His father was the High Chief Heulu, descendant of the ʻĪ family of Hilo, and his mother the High Chiefess Ikuaʻana, descendant of the Mahi family of Kohala. He was also cousin to Kamehameha's father Keōua Nui. His father was the half-brother of Kamakaimoku, the grandmother of Kamehameha I. He assisted Kamehameha in the overthrow of his cousin Kīwalaʻō, and then as his strategist and general in his campaigns. In 1791 he assisted Kamehameha in defeating Keōua Kuahuʻula the chief of Kaʻū and Puna. Kamehameha had summoned him and gave him this order: "Go to Keōua Kuhauʻula and tell him that great is my desire to make friends. You are the best one to bear the message, for you are related to his mother, and he will heed your words sooner than anything I could say to him." Keaweaheulu on arrival at Kaʻū made known his errand and at once hastened to Keōua's camp. The chief consented to become friends and boarded a canoe with him back to Kona and Kawaihae. When he arrived at the Puʻukoholā Heiau Keōua was killed as a sacrifice by Kamehameha, uniting the Big Island for the first time since the days of Keaweʻīkekahialiʻiokamoku.

In 1794, Keawe-a-Heulu was one of the six principal chiefs under Kamehameha I and ruled the district of Kaʻū in his name.
He died in 1804 on Oahu of the ʻOkuʻu pestilence, which was said to resemble cholera. He was the last of Kamehameha's five Kona chiefs to die. Their sons succeeded to their father's post; his son Naihe took his positions in Kamehameha's council of chiefs.

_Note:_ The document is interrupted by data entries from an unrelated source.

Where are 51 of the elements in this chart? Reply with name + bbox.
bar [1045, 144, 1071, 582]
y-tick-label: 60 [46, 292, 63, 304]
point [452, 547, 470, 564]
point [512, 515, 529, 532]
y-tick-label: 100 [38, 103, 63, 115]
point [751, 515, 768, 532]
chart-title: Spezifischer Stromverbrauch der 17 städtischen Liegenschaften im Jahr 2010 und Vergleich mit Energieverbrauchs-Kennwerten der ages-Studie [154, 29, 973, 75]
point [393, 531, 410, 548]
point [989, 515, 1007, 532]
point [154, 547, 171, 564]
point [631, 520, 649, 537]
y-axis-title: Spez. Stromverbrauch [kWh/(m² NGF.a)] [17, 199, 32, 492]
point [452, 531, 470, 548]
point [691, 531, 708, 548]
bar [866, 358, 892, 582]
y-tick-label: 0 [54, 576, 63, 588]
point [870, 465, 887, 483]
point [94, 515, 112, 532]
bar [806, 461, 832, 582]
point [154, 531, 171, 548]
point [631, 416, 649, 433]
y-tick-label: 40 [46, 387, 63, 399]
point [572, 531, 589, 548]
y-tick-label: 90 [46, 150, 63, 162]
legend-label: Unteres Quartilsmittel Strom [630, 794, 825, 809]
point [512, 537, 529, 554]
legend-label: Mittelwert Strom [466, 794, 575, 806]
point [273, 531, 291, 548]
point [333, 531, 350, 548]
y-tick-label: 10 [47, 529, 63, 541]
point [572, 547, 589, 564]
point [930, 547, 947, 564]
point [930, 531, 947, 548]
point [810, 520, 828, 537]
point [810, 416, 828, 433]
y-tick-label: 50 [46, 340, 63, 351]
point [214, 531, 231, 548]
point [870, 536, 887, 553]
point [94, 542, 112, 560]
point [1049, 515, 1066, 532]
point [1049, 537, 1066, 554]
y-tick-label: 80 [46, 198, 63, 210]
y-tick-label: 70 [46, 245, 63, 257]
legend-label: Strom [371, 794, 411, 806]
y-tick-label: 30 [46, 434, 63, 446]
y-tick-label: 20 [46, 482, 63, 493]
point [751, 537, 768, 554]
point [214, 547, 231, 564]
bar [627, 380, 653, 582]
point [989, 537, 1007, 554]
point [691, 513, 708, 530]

He married Ululani, chiefess of Hilo, and had a son and a daughter. His son Naihe succeeded him as councilor to Kamehameha, also serving as chief orator, and married Chiefess Kapiʻolani; Naihe is believed to have descendants to this day, although not with Kapiʻolani. His daughter Keohohiwa married Kepoʻokalani and mothered ʻAikanaka, the grandfathers of Kalākaua and Liliuokalani, and the House of Kalākaua claimed their high ranks from the Keawe-a-Heulu line. His family originally had the right to care for the remains of Kamehameha I but because they had not kept the secrecy of his father Keoua's burial place, the task of hiding the remains of the conqueror king was given to Hoapili and his brother Hoolulu.